Former Liverpool midfielder Ronnie Whelan has blamed Rafael Benitez for the club’s recent poor form which culminated in their FA Cup exit to Barnsley.
The Reds were knocked out of the competition at the fifth round after they suffered an embarrassing 2-1 home defeat to Simon Davey’s Coca-Cola Championship side at the weekend.
And Whelan insisted the recent demise is the fault of the Liverpool manager and not the club’s American owners George Gillett and Tom Hicks who have taken a lot of the flak from supporters.
“To get beaten by Barnsley - I don’t know what’s going on. The performances on the pitch have been absolutely abysmal,” Whelan told RTE radio.
“Okay, you say ’now and again there’s a cup upset, it’s a one-off’ but it’s not really a one-off at the moment with Liverpool.
“They struggled against a team six leagues below in the round before, who no-one had ever heard of. They struggled against Luton, they’re having a lot of struggles at the moment.
“They have no chance of winning the league. And I think the manager is under a lot of pressure now.”

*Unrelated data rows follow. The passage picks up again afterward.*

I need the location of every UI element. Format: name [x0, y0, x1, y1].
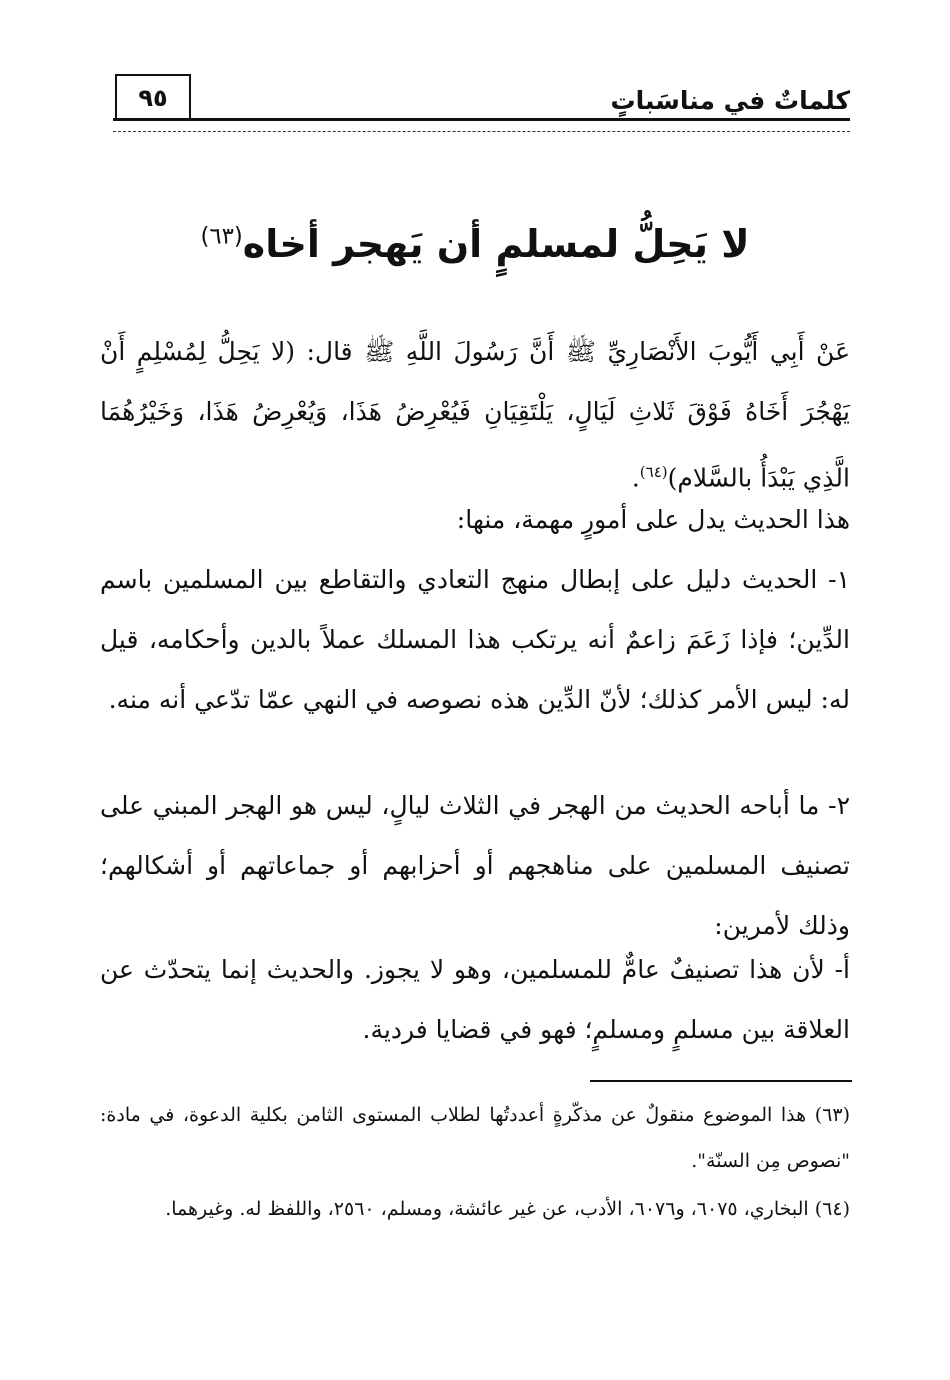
running-title: كلماتٌ في مناسَباتٍ	[610, 86, 850, 115]
point-2-paragraph	[100, 776, 850, 956]
footnote-63-text: (٦٣) هذا الموضوع منقولٌ عن مذكّرةٍ أعددتُها لطلاب المستوى الثامن بكلية الدعوة، في مادة: "نصوص مِن السنّة".	[100, 1104, 850, 1172]
footnote-64	[100, 1186, 850, 1232]
intro-paragraph	[100, 490, 850, 550]
header-rule	[113, 118, 850, 132]
hadith-end: .	[631, 463, 640, 493]
section-title-text: لا يَحِلُّ لمسلمٍ أن يَهجر أخاه	[242, 222, 750, 266]
hadith-paragraph	[100, 322, 850, 508]
intro-text: هذا الحديث يدل على أمورٍ مهمة، منها:	[456, 505, 850, 534]
hadith-footnote-ref: (٦٤)	[639, 463, 668, 481]
footnote-63	[100, 1092, 850, 1184]
footnote-separator	[590, 1080, 852, 1082]
point-1-text: ١- الحديث دليل على إبطال منهج التعادي والتقاطع بين المسلمين باسم الدِّين؛ فإذا زَعَمَ زاعمٌ أنه يرتكب هذا المسلك عملاً بالدين وأحكامه، قيل له: ليس الأمر كذلك؛ لأنّ الدِّين هذه نصوصه في النهي عمّا تدّعي أنه منه.	[100, 565, 850, 714]
point-1-paragraph	[100, 550, 850, 730]
footnote-64-text: (٦٤) البخاري، ٦٠٧٥، و٦٠٧٦، الأدب، عن غير عائشة، ومسلم، ٢٥٦٠، واللفظ له. وغيرهما.	[165, 1198, 850, 1220]
point-a-text: أ- لأن هذا تصنيفٌ عامٌّ للمسلمين، وهو لا يجوز. والحديث إنما يتحدّث عن العلاقة بين مسلمٍ ومسلمٍ؛ فهو في قضايا فردية.	[100, 955, 850, 1044]
page-number-box	[115, 74, 191, 120]
title-footnote-ref: (٦٣)	[200, 223, 243, 250]
page-number: ٩٥	[138, 84, 168, 112]
point-2-text: ٢- ما أباحه الحديث من الهجر في الثلاث ليالٍ، ليس هو الهجر المبني على تصنيف المسلمين على مناهجهم أو أحزابهم أو جماعاتهم أو أشكالهم؛ وذلك لأمرين:	[100, 791, 850, 940]
point-a-paragraph	[100, 940, 850, 1060]
section-title	[100, 222, 850, 266]
hadith-text: عَنْ أَبِي أَيُّوبَ الأَنْصَارِيِّ ﷺ أَنَّ رَسُولَ اللَّهِ ﷺ قال: (لا يَحِلُّ لِمُسْلِمٍ أَنْ يَهْجُرَ أَخَاهُ فَوْقَ ثَلاثِ لَيَالٍ، يَلْتَقِيَانِ فَيُعْرِضُ هَذَا، وَيُعْرِضُ هَذَا، وَخَيْرُهُمَا الَّذِي يَبْدَأُ بالسَّلام)	[100, 337, 850, 493]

Whelan continued: “He spent an awful lot of money on an awful lot of players and they haven’t been very good signings.
“And people are shouting, ’get rid of the Americans’. The Americans have backed the manager to the hilt. They gave him 46 million or something to spend in the summer.
“He’s spent nearly 140/150 million and he still cannot get close to Manchester United, Arsenal or Chelsea.
“The players he signed I don’t think are good enough. After all the money he’s spent they’re still further behind than they were last year.
“So then you have to start looking at the manager who is buying the players and picking the team.”
Whelan, who was capped 53 times for Republic of Ireland, was though positive over the appointment of Giovanni Trapattoni as the country’s new manager.
“When Steve Staunton left the job people said what do we need? I said we need a very, very experienced manager,” Whelan added.
“And I said Terry Venables because he was of that ilk. But Trapattoni for me is a very good choice, a very experienced manager.
“People say he’s not the most likeable person in the world, but then what good manager is a likeable person?
“There’s a lot of young lads in this squad now and hopefully he can steer them in the right direction of how to play international football and hopefully we can start qualifying for major championships again.”